Objective:To investigate the effect of liraglutide(LRG) on high glucose-induced oxidative stress injury in(H9c2) cardiomyocytes and its underlying mechanisms.Methods:A high glucose treatment was applied to H9c2 cells for 24 hours to establish an in vitro model of myocardial cell injury. Different concentrations of liraglutide(10, 100, 1000 nmol/L) were administered for intervention. Cell viability was evaluated using the CCK-8 assay, and changes in cell morphology were observed under an inverted microscope. After 24 hours of liraglutide(100 nmol/L) intervention following high glucose treatment, the levels of lactate dehydrogenase(LDH), superoxide dismutase(SOD), and malondialdehyde(MDA) in the cell supernatant were measured. RT-PCR and Western blotting were used to detect the mRNA and protein levels of silent information regulator factor 1(SIRT1) and forkhead box protein O1(FOXO1). Western blotting was also used to assess the acetylation level of FOXO1 protein. Small interfering RNA(siRNA) technology was employed to silence SIRT1 in H9c2 cells to confirm its role in the study.
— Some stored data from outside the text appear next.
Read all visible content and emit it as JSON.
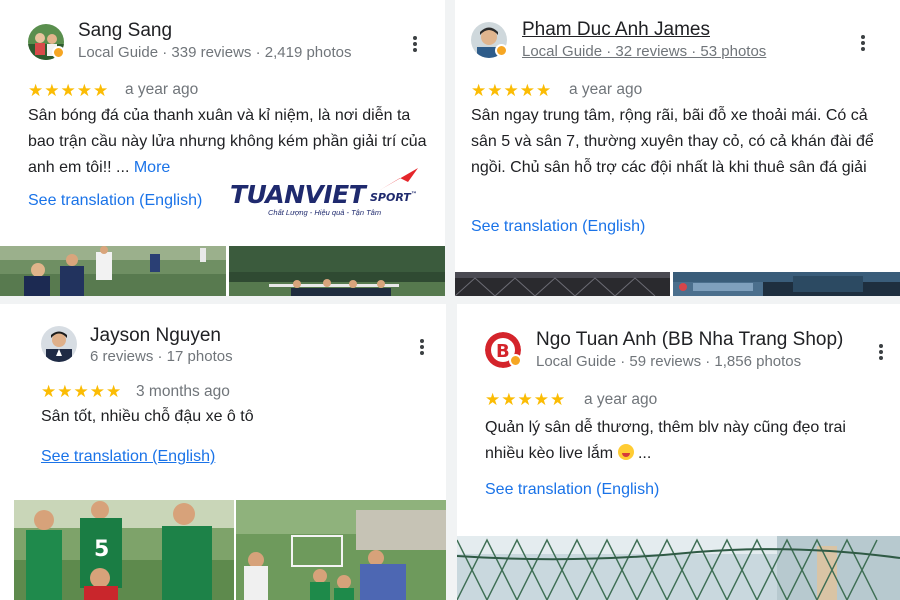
{
  "reviews": [
    {
      "name": "Sang Sang",
      "meta": "Local Guide · 339 reviews · 2,419 photos",
      "ago": "a year ago",
      "text": "Sân bóng đá của thanh xuân và kỉ niệm, là nơi diễn ta bao trận cầu này lửa nhưng không kém phần giải trí của anh em tôi!! ...",
      "more": "More",
      "translate": "See translation (English)",
      "logo": {
        "main": "TUANVIET",
        "sport": "SPORT",
        "tm": "™",
        "slogan": "Chất Lượng - Hiệu quả - Tận Tâm"
      }
    },
    {
      "name": "Pham Duc Anh James",
      "meta": "Local Guide · 32 reviews · 53 photos",
      "ago": "a year ago",
      "text": "Sân ngay trung tâm, rộng rãi, bãi đỗ xe thoải mái. Có cả sân 5 và sân 7, thường xuyên thay cỏ, có cả khán đài để ngồi. Chủ sân hỗ trợ các đội nhất là khi thuê sân đá giải",
      "translate": "See translation (English)"
    },
    {
      "name": "Jayson Nguyen",
      "meta": "6 reviews · 17 photos",
      "ago": "3 months ago",
      "text": "Sân tốt, nhiều chỗ đậu xe ô tô",
      "translate": "See translation (English)"
    },
    {
      "name": "Ngo Tuan Anh (BB Nha Trang Shop)",
      "meta": "Local Guide · 59 reviews · 1,856 photos",
      "ago": "a year ago",
      "text": "Quản lý sân dễ thương, thêm blv này cũng đẹo trai nhiều kèo live lắm",
      "text_tail": "...",
      "translate": "See translation (English)",
      "shirt_number": "5"
    }
  ],
  "rating": {
    "stars": 5,
    "star_glyph": "★"
  },
  "colors": {
    "star": "#fbbc04",
    "link": "#1a73e8",
    "meta": "#70757a",
    "text": "#202124",
    "badge": "#f6a623"
  },
  "icons": [
    "more-vert-icon",
    "local-guide-badge-icon",
    "star-icon",
    "laughing-emoji-icon"
  ]
}
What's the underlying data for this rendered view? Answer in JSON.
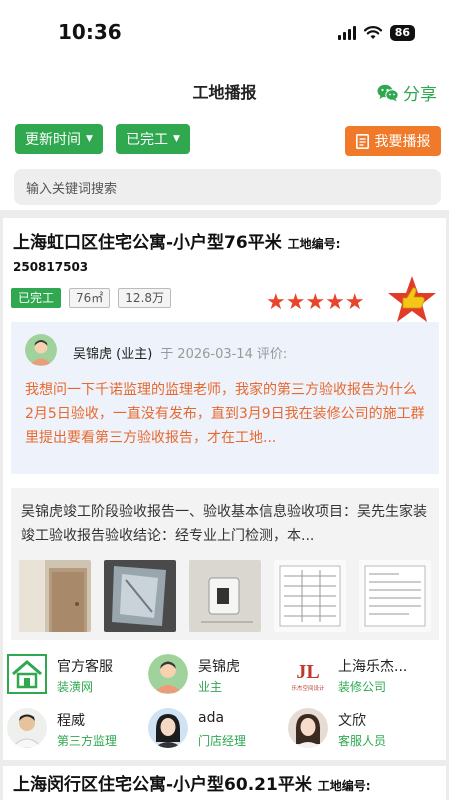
{
  "status_bar": {
    "time": "10:36",
    "battery": "86"
  },
  "nav": {
    "title": "工地播报",
    "share_label": "分享"
  },
  "filters": {
    "sort_label": "更新时间",
    "stage_label": "已完工",
    "report_label": "我要播报"
  },
  "search": {
    "placeholder": "输入关键词搜索"
  },
  "project": {
    "title": "上海虹口区住宅公寓-小户型76平米",
    "code_label": "工地编号:",
    "code": "250817503",
    "tags": [
      "已完工",
      "76㎡",
      "12.8万"
    ],
    "rating": 5,
    "star_glyph": "★★★★★"
  },
  "review": {
    "reviewer": "吴锦虎 (业主)",
    "at": "于",
    "date": "2026-03-14",
    "label": "评价:",
    "text": "我想问一下千诺监理的监理老师，我家的第三方验收报告为什么2月5日验收，一直没有发布，直到3月9日我在装修公司的施工群里提出要看第三方验收报告，才在工地..."
  },
  "report": {
    "text": "吴锦虎竣工阶段验收报告一、验收基本信息验收项目：吴先生家装竣工验收报告验收结论：经专业上门检测，本..."
  },
  "team": [
    {
      "name": "官方客服",
      "role": "装潢网",
      "icon": "house-logo-icon"
    },
    {
      "name": "吴锦虎",
      "role": "业主",
      "icon": "user-avatar-icon"
    },
    {
      "name": "上海乐杰...",
      "role": "装修公司",
      "icon": "company-logo-icon",
      "logo_text": "JL",
      "logo_sub": "乐杰空间设计"
    },
    {
      "name": "程威",
      "role": "第三方监理",
      "icon": "supervisor-avatar-icon"
    },
    {
      "name": "ada",
      "role": "门店经理",
      "icon": "manager-avatar-icon"
    },
    {
      "name": "文欣",
      "role": "客服人员",
      "icon": "service-avatar-icon"
    }
  ],
  "next_project": {
    "title": "上海闵行区住宅公寓-小户型60.21平米",
    "code_label": "工地编号:"
  },
  "colors": {
    "green": "#2fa84f",
    "orange": "#f07a2a",
    "star": "#e8452c",
    "review_text": "#e8692f"
  }
}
Results:Compared to the control group, the high glucose group showed decreased cell viability, cell structure damage, increased levels of LDH and MDA in the cell supernatant, decreased SOD levels, aggravated oxidative stress, decreased SIRT1 expression, and increased acetylation level of FOXO1(all P<0.05). Compared to the high glucose group, liraglutide intervention resulted in increased cell viability, improved cardiac cell morphology, reduced oxidative stress levels, increased SIRT1 expression, and decreased acetylation level of FOXO1(all P<0.05). When SIRT1 was downregulated, the protective effects of liraglutide were weakened(all P<0.05). Conclusions:Liraglutide has a protective effect against high glucose-induced oxidative stress injury in H9c2 cells, which may be associated with the upregulation of SIRT1 expression.